401 - A Radical Pathway for Minocycline Toxicity: Role of Cytochrome c and Sulfite

Abstract

Minocycline (MC) is a second-generation semi-synthetic analogue of tetracycline. MC has been used as an antibiotic and for the treatment of various diseases such as acne vulgaris, sexually transmitted diseases, and rheumatoid arthritis. MC is currently being explored in various clinical trials for the treatment of cardiovascular diseases such as stroke, vascular aneurisms, and coronary by-pass surgery. However, the clinical use of MC has been associated with potential side effects. It has been demonstrated that MC interacts with cytochrome c (Cyt-c) and inhibits its peroxidase activity.

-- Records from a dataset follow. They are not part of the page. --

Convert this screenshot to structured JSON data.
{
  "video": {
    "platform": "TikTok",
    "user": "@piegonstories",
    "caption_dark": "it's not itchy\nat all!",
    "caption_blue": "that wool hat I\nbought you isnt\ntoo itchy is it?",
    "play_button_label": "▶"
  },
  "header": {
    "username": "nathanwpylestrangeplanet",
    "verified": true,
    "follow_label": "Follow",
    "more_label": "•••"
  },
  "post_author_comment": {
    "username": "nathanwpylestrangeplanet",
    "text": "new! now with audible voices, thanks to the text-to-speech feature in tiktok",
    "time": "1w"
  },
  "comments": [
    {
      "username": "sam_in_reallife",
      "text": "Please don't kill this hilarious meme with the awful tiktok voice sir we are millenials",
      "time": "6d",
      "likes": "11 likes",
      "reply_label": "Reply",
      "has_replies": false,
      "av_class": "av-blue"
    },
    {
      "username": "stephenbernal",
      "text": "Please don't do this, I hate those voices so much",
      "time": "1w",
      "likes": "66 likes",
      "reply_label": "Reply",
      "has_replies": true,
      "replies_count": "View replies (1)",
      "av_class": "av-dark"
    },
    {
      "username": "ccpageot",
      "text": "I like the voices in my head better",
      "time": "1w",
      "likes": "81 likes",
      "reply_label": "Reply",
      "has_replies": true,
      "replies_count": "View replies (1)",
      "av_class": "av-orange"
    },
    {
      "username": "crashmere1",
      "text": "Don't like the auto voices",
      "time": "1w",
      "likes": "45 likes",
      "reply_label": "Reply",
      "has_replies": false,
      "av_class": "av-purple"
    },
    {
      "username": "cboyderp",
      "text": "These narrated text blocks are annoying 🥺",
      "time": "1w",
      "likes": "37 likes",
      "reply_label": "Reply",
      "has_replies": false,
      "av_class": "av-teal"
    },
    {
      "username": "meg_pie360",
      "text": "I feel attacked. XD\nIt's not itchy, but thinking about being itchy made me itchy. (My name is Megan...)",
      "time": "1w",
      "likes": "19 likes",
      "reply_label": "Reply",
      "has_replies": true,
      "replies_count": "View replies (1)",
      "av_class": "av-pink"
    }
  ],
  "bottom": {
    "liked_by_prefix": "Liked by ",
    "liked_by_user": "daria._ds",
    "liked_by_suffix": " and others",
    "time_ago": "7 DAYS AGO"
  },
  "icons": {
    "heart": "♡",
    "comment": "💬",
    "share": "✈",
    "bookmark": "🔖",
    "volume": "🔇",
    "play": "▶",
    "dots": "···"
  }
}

However, molecular mechanism involved in the interaction between Cyt-c and MC is not studied. In this study, UV-visible spectroscopic measurements were carried out to understand the reaction between ferric cytochrome c (Fe3+Cyt-c) and MC. MC reduces Fe3+Cyt-c to ferrous cytochrome c (Fe2+Cyt-c). The reduction of Fe3+Cyt-c increases with increasing concentration of MC. Electron paramagnetic resonance (EPR) spin trapping studies using 5,5-dimethyl-1-pyrroline-N-oxide (DMPO) were performed with Fe3+Cyt-c, MC, and sulfite. An EPR spectrum corresponding to the sulfite radical adducts of DMPO (DMPO-SO3–) was obtained. The formation of DMPO-SO3– was very low in the absence of MC. Interestingly, the addition of MC enhanced the DMPO-SO3– adducts. Furthermore, the formation of DMPO-SO3– adducts increased with increasing concentration of MC. From these results, we propose a mechanism that the Fe3+Cyt-c oxidizes MC to MC radical, which subsequently oxidizes sulfite to sulfite radical. Our results suggest that Fe3+Cyt-c could have a novel role in the deleterious effects of MC in biological systems by increasing the production of sulfite radical.